Vou observar, mais uma vez, que amo essa edição da Martin Claret <3

Opinião:

Catherine Morland é uma jovem leitora de romances góticos, sonhadora e ingênua. É uma personagem que passa por um grande amadurecimento durante o romance, é quase inacreditável como isso acontece nas trezentas páginas do livro mesclado com o humor das críticas e descrições da autora, além da defesa ao gênero romântico e à mulher. Durante a narrativa, Jane Austen faz algumas pausas para ser referir à sua heroína comparando-a para as heroínas de romance convencionais. Em todas as minhas resenhas tenho repetido: a escrita dela é genial. Em todos os seus livros, este foi um aspecto impecável e por vezes o mais cativante. 
Quando Catherine vai passar uma temporada na agitada Bath com o sr. e a sra.

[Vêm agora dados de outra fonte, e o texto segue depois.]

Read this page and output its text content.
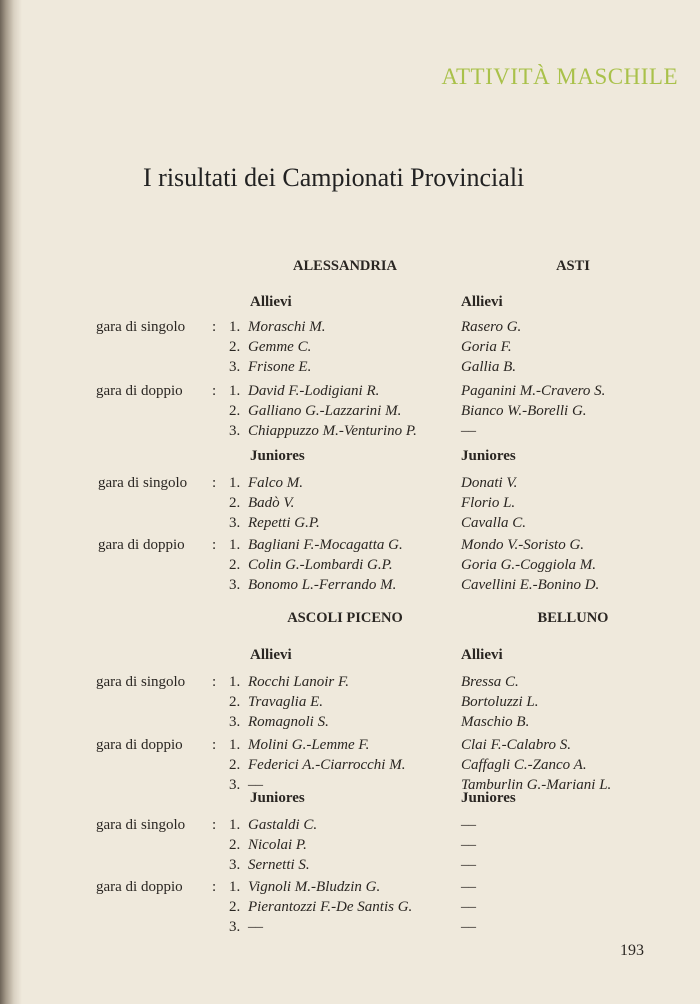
ATTIVITÀ MASCHILE
I risultati dei Campionati Provinciali
ALESSANDRIA	ASTI
Allievi	Allievi
gara di singolo : 1. Moraschi M.	Rasero G.
2. Gemme C.	Goria F.
3. Frisone E.	Gallia B.
gara di doppio : 1. David F.-Lodigiani R.	Paganini M.-Cravero S.
2. Galliano G.-Lazzarini M.	Bianco W.-Borelli G.
3. Chiappuzzo M.-Venturino P.	––
Juniores	Juniores
gara di singolo : 1. Falco M.	Donati V.
2. Badò V.	Florio L.
3. Repetti G.P.	Cavalla C.
gara di doppio : 1. Bagliani F.-Mocagatta G.	Mondo V.-Soristo G.
2. Colin G.-Lombardi G.P.	Goria G.-Coggiola M.
3. Bonomo L.-Ferrando M.	Cavellini E.-Bonino D.
ASCOLI PICENO	BELLUNO
Allievi	Allievi
gara di singolo : 1. Rocchi Lanoir F.	Bressa C.
2. Travaglia E.	Bortoluzzi L.
3. Romagnoli S.	Maschio B.
gara di doppio : 1. Molini G.-Lemme F.	Clai F.-Calabro S.
2. Federici A.-Ciarrocchi M.	Caffagli C.-Zanco A.
3. ––	Tamburlin G.-Mariani L.
Juniores	Juniores
gara di singolo : 1. Gastaldi C.	––
2. Nicolai P.	––
3. Sernetti S.	––
gara di doppio : 1. Vignoli M.-Bludzin G.	––
2. Pierantozzi F.-De Santis G.	––
3. ––	––
193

Allen, sua vida finalmente tem a oportunidade de ganhar um pouco mais de emoção. Ela é toda animação para seus primeiros bailes, mesmo que públicos, e para a nova amizade que encontra em Isabella Thorpe. Mas o que mais lhe encanta é o rapaz que conheceu em um dos bailes: o sr. Tilney. Pela primeira vez em dezessete anos seu coração acelera por alguém, a cada encontro casual sua felicidade não pode ser maior, e a cada imprevisto desdobra-se em aflição. Ao mesmo tempo, Catherine é cortejada pelo desagradável irmão de Isabella, a quem tem de suportar em nome de sua amizade. Tudo é tão novo e tão maravilhoso a sua juventude que demora a perceber a mútua afeição entre Isabella e James, seu irmão mais velho, e, ao longo do tempo, as contradições no comportamento de sua amiga.
Quando o coração está mesmo cativo, sei muito bem como é indiferente a atenção de qualquer outra pessoa. Tudo o que não está relacionado com a pessoa amada é tão insípido, tão desinteressante! Entendo perfeitamente os seus sentimentos.
Não demora a se estreitar a amizade com Henry Tilney, principalmente através de sua irmã, Eleanor, e com isso, vêm também os conflitos entre os grupos de amigos. Quando um passeio marcado com os Tilney cai no dia em que é convidada pelos Thorpe, Catherine começa a dar mostras de seu caráter e coração de heroína. 
Havia boa dose de bom-senso nisso tudo; mas há situações da alma humana sobre as quais o bom-senso tem muito pouco poder.
A abadia de Northanger aparece na história quando a temporada em Bath está chegando ao fim, mas Catherine é convidada para passar mais um tempo com os irmãos e o general Tilney. Sua imaginação é atiçada só com a ideia de ser hóspede em uma abadia como lera nos livros. Aqui a crítica aos romances góticos fica muito clara. Em seus primeiros dias no local, a heroína sofre diversas desilusões devido a suas fantasiosas expectativas que contrastam com a realidade até o ponto de expô-la ao constrangimento. Entre uma decepção em outra, primeiro consigo mesma, depois com pessoas em quem confiara, Catherine aprende e amadurece muito. 
Não aprendeu a se esquecer do passado ou a dele se desculpar; mas aprendeu a ter esperança de que ele nunca mais voltasse a transpirar.
Sendo o último livro para completar minha coleção da Jane Austen, foi também o que menos gostei, mesmo tendo apreciado a obra. Não sei explicar, mas é como se eu não tivesse sido "arrebatada" para o ambiente e para época do mesmo modo que aconteceu com os outros livros. Mesmo assim, valeu a pena. 
Ali viera para ser feliz, e feliz já se sentia.
Em breve terminarei um post só sobre a Jane Austen para falar um pouco mais sobre os livros que mais gostei e sobre a própria autora. E escreverei a resenha de Persuasão, que já li há alguns meses mas acabei deixando para depois. Não tenho dúvida que logo terei de reler alguma dessas maravilhosas obras, porque me afeiçoei muito tanto à escrita quanto aos personagens dessa autora clássica e incrível.

Nota: 8,0



Ficha técnica:


Título: A Abadia de Northanger

Autora: Jane Austen

Editora: Martin Claret - Coleção Jane Austen Vol. 5

Nº de págs.: 301

Adaptações para TV: Northanger Abbey - filme de 1986 da BBC; Northanger Abbey - filme de 2007 com Felicity Jones e J. J. Feild dirigido por Jon Jones para ITV.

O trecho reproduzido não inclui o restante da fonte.